Du kannst per VNC/Remote etc. auf den WindowsCE-Rechner, ist sehr einfach. Ich glaub da gibts sogar ein Tool von Beckhoff. Visualisierung soll ziemlich einfach möglich, es gibt soweit ich weiß bei TwinCat die Möglichkeit das ganze mit Hilfe von ADS-Schnittstellen zu Visualisieren. Beckhoff stellt dafür auch APIs in gängigen Programmiersprachen zur Verfügung. Man kann auch die Visualisierung von Codesys nehmen, wenn man es wirklich sehr einfach haben will. Was ich jetzt aber nicht wöllte. 

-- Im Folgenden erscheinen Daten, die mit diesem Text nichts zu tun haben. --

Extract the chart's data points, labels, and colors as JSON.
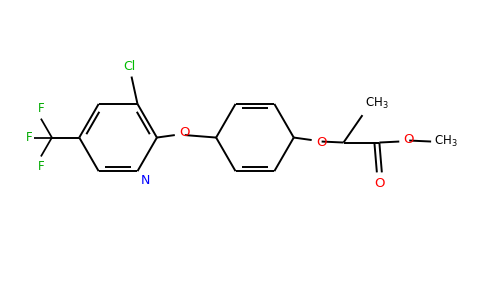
{
  "background_color": "#ffffff",
  "bond_color": "#000000",
  "cl_color": "#00bb00",
  "n_color": "#0000ff",
  "o_color": "#ff0000",
  "f_color": "#00aa00",
  "line_width": 1.4,
  "figsize": [
    4.84,
    3.0
  ],
  "dpi": 100,
  "xlim": [
    0,
    9.68
  ],
  "ylim": [
    0,
    6.0
  ]
}
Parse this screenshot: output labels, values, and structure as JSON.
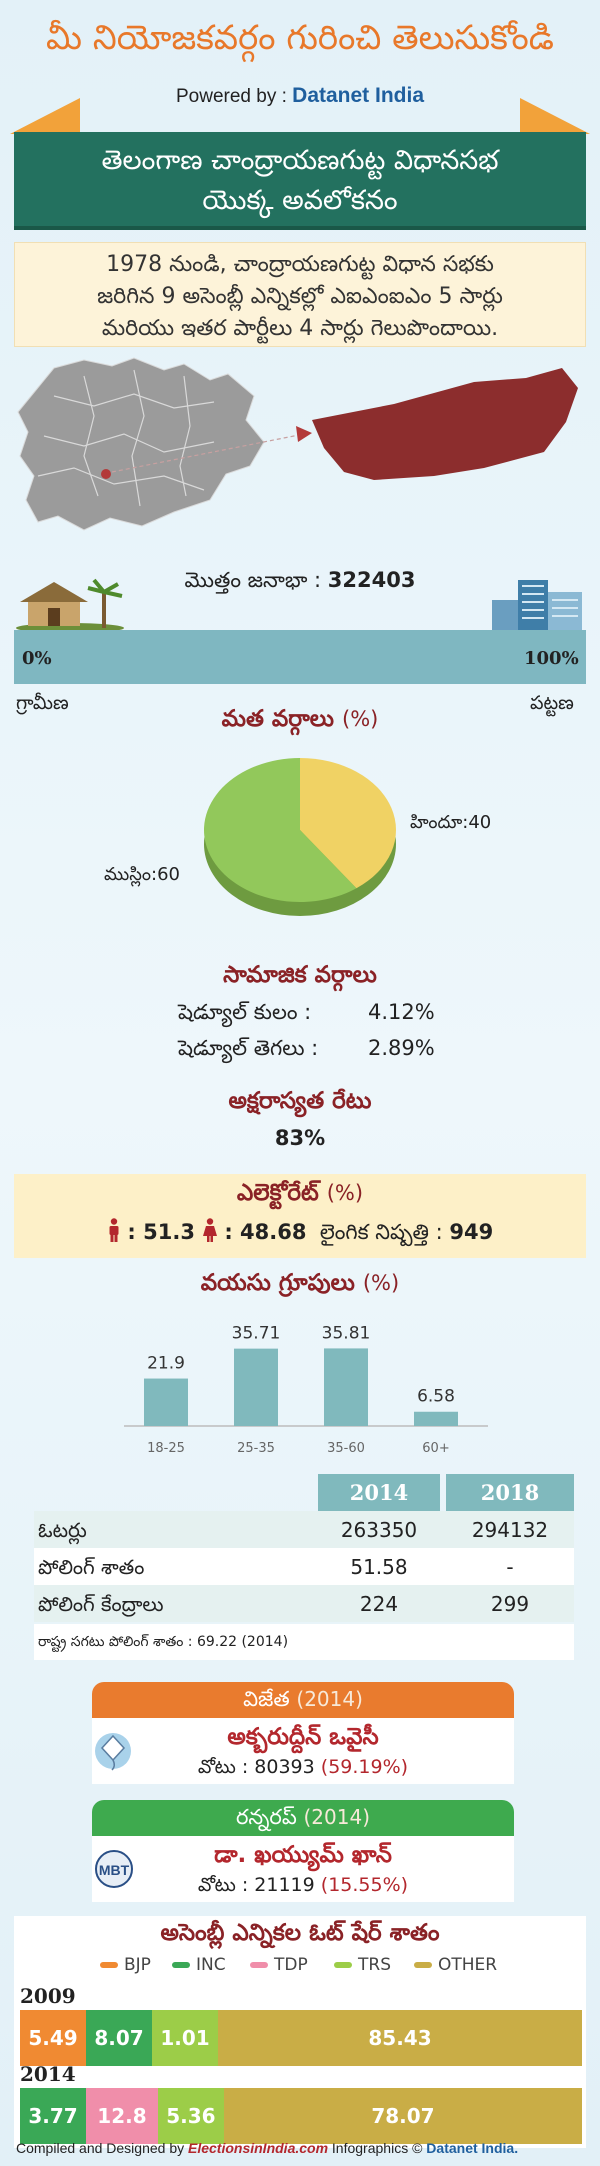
{
  "header": {
    "title": "మీ నియోజకవర్గం గురించి తెలుసుకోండి",
    "powered_by": "Powered by : ",
    "brand": "Datanet India"
  },
  "banner": {
    "line1": "తెలంగాణ చాంద్రాయణగుట్ట విధానసభ",
    "line2": "యొక్క అవలోకనం"
  },
  "intro": {
    "line1": "1978 నుండి, చాంద్రాయణగుట్ట విధాన సభకు",
    "line2": "జరిగిన 9 అసెంబ్లీ ఎన్నికల్లో ఎఐఎంఐఎం 5 సార్లు",
    "line3": "మరియు ఇతర పార్టీలు 4 సార్లు గెలుపొందాయి."
  },
  "population": {
    "label": "మొత్తం జనాభా : ",
    "value": "322403"
  },
  "urban_scale": {
    "left": "0%",
    "right": "100%",
    "rural_label": "గ్రామీణ",
    "urban_label": "పట్టణ"
  },
  "religion": {
    "title": "మత వర్గాలు",
    "unit": "(%)",
    "hindu_label": "హిందూ:40",
    "muslim_label": "ముస్లిం:60",
    "chart_data": {
      "type": "pie",
      "labels": [
        "హిందూ",
        "ముస్లిం"
      ],
      "values": [
        40,
        60
      ],
      "colors": [
        "#f0d264",
        "#92c85b"
      ]
    }
  },
  "social": {
    "title": "సామాజిక వర్గాలు",
    "sc_label": "షెడ్యూల్ కులం :",
    "sc_value": "4.12%",
    "st_label": "షెడ్యూల్ తెగలు :",
    "st_value": "2.89%"
  },
  "literacy": {
    "title": "అక్షరాస్యత రేటు",
    "value": "83%"
  },
  "electorate": {
    "title": "ఎలెక్టోరేట్",
    "unit": "(%)",
    "male": ": 51.3",
    "female": ": 48.68",
    "sex_ratio_label": "లైంగిక నిష్పత్తి : ",
    "sex_ratio": "949"
  },
  "age_groups": {
    "title": "వయసు గ్రూపులు",
    "unit": "(%)",
    "chart_data": {
      "type": "bar",
      "categories": [
        "18-25",
        "25-35",
        "35-60",
        "60+"
      ],
      "values": [
        21.9,
        35.71,
        35.81,
        6.58
      ],
      "value_labels": [
        "21.9",
        "35.71",
        "35.81",
        "6.58"
      ],
      "color": "#80b9bd"
    }
  },
  "voting_table": {
    "col_2014": "2014",
    "col_2018": "2018",
    "rows": [
      {
        "label": "ఓటర్లు",
        "v2014": "263350",
        "v2018": "294132"
      },
      {
        "label": "పోలింగ్ శాతం",
        "v2014": "51.58",
        "v2018": "-"
      },
      {
        "label": "పోలింగ్ కేంద్రాలు",
        "v2014": "224",
        "v2018": "299"
      }
    ],
    "note": "రాష్ట్ర సగటు పోలింగ్ శాతం : 69.22 (2014)"
  },
  "winner": {
    "label": "విజేత",
    "year": "(2014)",
    "name": "అక్బరుద్దీన్ ఒవైసీ",
    "votes_label": "వోటు : 80393",
    "votes_pct": "(59.19%)"
  },
  "runner_up": {
    "label": "రన్నరప్",
    "year": "(2014)",
    "name": "డా. ఖయ్యుమ్ ఖాన్",
    "votes_label": "వోటు : 21119",
    "votes_pct": "(15.55%)",
    "logo_text": "MBT"
  },
  "vote_share": {
    "title": "అసెంబ్లీ ఎన్నికల ఓట్ షేర్ శాతం",
    "legend": [
      {
        "name": "BJP",
        "color": "#f08a32"
      },
      {
        "name": "INC",
        "color": "#3aa856"
      },
      {
        "name": "TDP",
        "color": "#f08eaa"
      },
      {
        "name": "TRS",
        "color": "#9ccd48"
      },
      {
        "name": "OTHER",
        "color": "#c9ad46"
      }
    ],
    "chart_data": {
      "type": "bar",
      "orientation": "horizontal-stacked",
      "categories": [
        "2009",
        "2014"
      ],
      "series": [
        {
          "name": "2009",
          "segments": [
            {
              "party": "BJP",
              "value": 5.49,
              "label": "5.49"
            },
            {
              "party": "INC",
              "value": 8.07,
              "label": "8.07"
            },
            {
              "party": "TRS",
              "value": 1.01,
              "label": "1.01"
            },
            {
              "party": "OTHER",
              "value": 85.43,
              "label": "85.43"
            }
          ]
        },
        {
          "name": "2014",
          "segments": [
            {
              "party": "INC",
              "value": 3.77,
              "label": "3.77"
            },
            {
              "party": "TDP",
              "value": 12.8,
              "label": "12.8"
            },
            {
              "party": "TRS",
              "value": 5.36,
              "label": "5.36"
            },
            {
              "party": "OTHER",
              "value": 78.07,
              "label": "78.07"
            }
          ]
        }
      ]
    }
  },
  "footer": {
    "compiled": "Compiled and Designed by ",
    "site": "ElectionsinIndia.com",
    "infographics": " Infographics © ",
    "brand": "Datanet India."
  }
}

Allerdings weiß ich über das Thema noch nicht soviel. Haben zwar mittlerweile, das lebensnotwendige im Haus installierst. Aber aus zeitlichen Gründen den ganzen Schnickschnack wie Visualisierung, zusätzliche Progamme etc. auf den kommenden Winter verschoben. Deshalb kann ich dir da auch nicht so genau antworten wie du das jetzt vielleicht haben wölltest.

gruß und viel Spaß beim Hausautomatisieren wünscht
wonderfulworld


----------



## stefanm80 (14 September 2009)

Hallo,

ich kann dir dazu noch von Beckhoff die TwinCAT Building Automation Bibliothek empfehlen. Die habe ich bei Beckhof erworben. Darin sind alle wichtigen Gebäudeautomationsfunktionen als Softwarebaustein enhalten. 
Beckhoff Komponenten kannst du als Privatperson direkt bei Beckhoff kaufen. Falls du jedoch eine Händler kennst sind noch ein paar Prozente drin!
Noch ein Tipp:
Ich würde EIB Taster einsetzen und diese mit einer KL6301 in den CX einlesen. Das spart viel Verdrahtungsaufwand. Und dann die Beckhoffklemmen als Aktoren oder Dimmer verwenden. Das ist aber eine Frage was die Anlage kosten soll.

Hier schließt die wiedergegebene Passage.